Dalla Valle dell’Occhio al Nordland, dove regna la sottile luce artica, senza dimenticare i Cairn, piccole figure in pietra, segnavia del cammino dell’uomo, e non meno importante la pittura di Giovanni Segantini. Leggete e capirete, non voglio anticiparvi tutto.

La parola d’ordine della geopoetica è poiesis, il fare dal nulla:

“Geopoeta o non geopoeta, chi scrive dovrebbe avere sempre consapevolezza di un ruolo: essere espressione e nel contempo creatore di nuovi paradigmi in grado di legittimare la nostra appartenenza alla Comunità della Terra. Cartesio non basta più: non la mente da sola, non le dita  sui dispositivi digitali, non il pensiero riflesso. Il territorio deve emergere nella sua pienezza come valore assoluto composto da una infinita rete di valori connessi tra loro, con il fine di far progredire l’intera greater community: di scrittori, di costruttori di stufe, di donne che corrono sul sentiero.
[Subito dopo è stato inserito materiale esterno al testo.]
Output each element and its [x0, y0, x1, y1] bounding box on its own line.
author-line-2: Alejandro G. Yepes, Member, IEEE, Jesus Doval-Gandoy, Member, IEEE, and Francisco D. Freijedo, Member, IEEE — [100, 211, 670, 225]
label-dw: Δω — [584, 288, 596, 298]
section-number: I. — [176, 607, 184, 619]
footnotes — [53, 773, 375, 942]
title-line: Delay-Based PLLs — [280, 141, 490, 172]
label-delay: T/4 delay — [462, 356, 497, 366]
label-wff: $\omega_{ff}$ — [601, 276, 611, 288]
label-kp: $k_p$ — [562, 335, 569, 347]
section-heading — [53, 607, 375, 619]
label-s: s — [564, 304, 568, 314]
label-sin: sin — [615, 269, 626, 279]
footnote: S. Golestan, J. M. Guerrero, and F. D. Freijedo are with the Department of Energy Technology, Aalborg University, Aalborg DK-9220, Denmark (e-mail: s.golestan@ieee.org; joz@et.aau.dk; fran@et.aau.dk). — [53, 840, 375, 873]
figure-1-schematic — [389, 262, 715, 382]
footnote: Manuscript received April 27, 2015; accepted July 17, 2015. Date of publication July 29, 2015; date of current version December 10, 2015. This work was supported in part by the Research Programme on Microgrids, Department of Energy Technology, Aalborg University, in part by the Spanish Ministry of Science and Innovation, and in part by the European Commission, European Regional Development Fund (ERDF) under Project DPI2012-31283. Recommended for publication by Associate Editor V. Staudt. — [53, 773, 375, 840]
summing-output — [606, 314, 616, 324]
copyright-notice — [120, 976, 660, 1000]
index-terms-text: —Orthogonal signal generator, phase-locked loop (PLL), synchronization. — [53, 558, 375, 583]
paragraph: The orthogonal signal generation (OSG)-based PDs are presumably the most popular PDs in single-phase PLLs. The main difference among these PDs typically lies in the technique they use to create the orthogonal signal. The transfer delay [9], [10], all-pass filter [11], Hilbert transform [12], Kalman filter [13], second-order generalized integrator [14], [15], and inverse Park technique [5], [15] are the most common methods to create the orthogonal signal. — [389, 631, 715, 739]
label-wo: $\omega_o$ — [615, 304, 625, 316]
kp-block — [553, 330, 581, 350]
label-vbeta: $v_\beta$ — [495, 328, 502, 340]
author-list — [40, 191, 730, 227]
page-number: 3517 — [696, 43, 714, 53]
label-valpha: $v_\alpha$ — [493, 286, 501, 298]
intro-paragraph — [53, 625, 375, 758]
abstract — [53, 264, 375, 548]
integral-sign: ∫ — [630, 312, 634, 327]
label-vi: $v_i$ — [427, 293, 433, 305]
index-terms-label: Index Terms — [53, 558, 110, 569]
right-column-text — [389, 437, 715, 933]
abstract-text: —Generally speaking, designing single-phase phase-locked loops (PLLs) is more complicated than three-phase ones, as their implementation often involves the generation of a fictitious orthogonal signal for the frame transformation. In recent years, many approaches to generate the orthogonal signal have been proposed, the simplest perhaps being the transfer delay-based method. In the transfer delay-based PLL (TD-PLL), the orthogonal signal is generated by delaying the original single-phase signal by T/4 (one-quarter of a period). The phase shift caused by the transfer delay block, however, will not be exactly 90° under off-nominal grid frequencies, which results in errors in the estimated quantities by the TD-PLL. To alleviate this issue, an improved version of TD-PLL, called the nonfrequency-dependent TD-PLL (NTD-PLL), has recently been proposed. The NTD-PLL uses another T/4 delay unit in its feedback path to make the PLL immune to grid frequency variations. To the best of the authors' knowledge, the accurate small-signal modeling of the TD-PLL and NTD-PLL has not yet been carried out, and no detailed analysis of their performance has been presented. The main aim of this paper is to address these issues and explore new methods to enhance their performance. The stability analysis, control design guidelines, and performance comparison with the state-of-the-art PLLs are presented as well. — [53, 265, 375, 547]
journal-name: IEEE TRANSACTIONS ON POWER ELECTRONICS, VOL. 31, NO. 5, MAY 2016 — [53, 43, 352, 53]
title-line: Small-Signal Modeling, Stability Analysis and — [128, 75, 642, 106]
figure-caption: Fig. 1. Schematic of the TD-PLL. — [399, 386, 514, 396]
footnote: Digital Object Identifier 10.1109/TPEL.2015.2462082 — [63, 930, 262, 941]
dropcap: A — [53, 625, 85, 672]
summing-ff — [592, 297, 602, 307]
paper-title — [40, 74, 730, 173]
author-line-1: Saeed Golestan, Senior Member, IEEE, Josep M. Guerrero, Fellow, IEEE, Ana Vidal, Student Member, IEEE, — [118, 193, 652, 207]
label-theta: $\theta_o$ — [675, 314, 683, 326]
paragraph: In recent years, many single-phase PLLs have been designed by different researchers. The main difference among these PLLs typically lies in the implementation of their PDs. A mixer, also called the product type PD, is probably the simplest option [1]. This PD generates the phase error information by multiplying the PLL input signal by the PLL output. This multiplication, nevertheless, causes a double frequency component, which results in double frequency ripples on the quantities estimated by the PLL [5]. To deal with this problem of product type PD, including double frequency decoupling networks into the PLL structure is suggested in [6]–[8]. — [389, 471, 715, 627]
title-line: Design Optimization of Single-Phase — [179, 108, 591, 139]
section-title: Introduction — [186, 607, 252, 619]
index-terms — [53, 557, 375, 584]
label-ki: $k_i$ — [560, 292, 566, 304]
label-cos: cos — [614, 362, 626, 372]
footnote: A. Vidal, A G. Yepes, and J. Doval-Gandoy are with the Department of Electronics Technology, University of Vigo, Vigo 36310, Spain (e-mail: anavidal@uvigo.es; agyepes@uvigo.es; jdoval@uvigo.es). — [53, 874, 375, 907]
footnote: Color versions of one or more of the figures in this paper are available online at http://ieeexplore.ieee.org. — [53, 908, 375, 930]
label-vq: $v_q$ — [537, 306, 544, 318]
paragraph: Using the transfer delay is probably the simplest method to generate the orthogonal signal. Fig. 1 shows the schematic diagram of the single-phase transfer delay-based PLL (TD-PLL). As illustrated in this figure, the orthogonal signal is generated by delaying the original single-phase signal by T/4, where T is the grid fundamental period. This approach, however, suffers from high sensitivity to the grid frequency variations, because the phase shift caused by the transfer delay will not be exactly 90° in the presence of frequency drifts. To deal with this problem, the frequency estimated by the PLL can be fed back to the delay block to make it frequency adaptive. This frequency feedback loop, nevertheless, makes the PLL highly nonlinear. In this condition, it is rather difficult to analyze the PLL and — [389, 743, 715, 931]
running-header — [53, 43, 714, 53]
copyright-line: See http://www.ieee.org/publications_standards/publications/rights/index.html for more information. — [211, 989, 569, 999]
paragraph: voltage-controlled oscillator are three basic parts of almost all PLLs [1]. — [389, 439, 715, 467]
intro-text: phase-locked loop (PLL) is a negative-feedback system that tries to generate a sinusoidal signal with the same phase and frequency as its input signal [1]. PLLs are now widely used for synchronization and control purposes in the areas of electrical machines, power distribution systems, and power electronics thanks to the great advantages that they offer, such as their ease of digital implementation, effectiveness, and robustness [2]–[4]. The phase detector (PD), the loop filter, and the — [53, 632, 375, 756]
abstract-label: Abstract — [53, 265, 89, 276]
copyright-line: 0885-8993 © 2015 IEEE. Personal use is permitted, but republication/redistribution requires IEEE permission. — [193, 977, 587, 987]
Perché ciò avvenga occorre recuperare l’antico fare dal nulla – la poesia come veicolo impalpabile ma tremendamente efficace per immaginare, esplorare, percorrere, osservare, captare, percepire, trasformare ogni tipo di territorio – fisico, artistico, umano – in una narrazione genitrice di terminazioni nervose sociali non tossiche.”

Davide Sapienza, Il Geopoeta, Bolis edizioni, pag. 27.

L’eros geopoetico dell’autore si manifesta in una scrittura magnetica che cattura il lettore; del resto per lui la scrittura è nutrice e  nutrimento, un’esperienza autentica priva di vanità.

E se vi dicessi che Davide Sapienza è anche il traduttore di Jack London, sarà un caso ? Senza contare Edgar Allan Poe e Barry Lopez.

L’universo della geopoetica di Sapienza spazia da Alexander Von Humboldt suo grande ispiratore,  colui che elaborò l’idea di Nturgemälde, la visione totalizzante della natura quale forza globale interconnessa,  a François Truffaut, Akira Kurosawa, Neil Young e i Pink Floyd, solo per fare qualche esempio; nel 2004 pubblica i Diari di Rubha Hunish, testo precursore della narrativa geopoetica, seguito da una nutrita serie di pubblicazioni sul tema. L’esordio nell’editoria musicale negli anni giovanili.

Davide Sapienza è nato a Monza nel 1963.

“Ogni pensiero sorge nella mente, nel suo sorgere mira a passar fuori della mente, nell’atto; proprio come ogni pianta, germinando, cerca di salire alla luce.”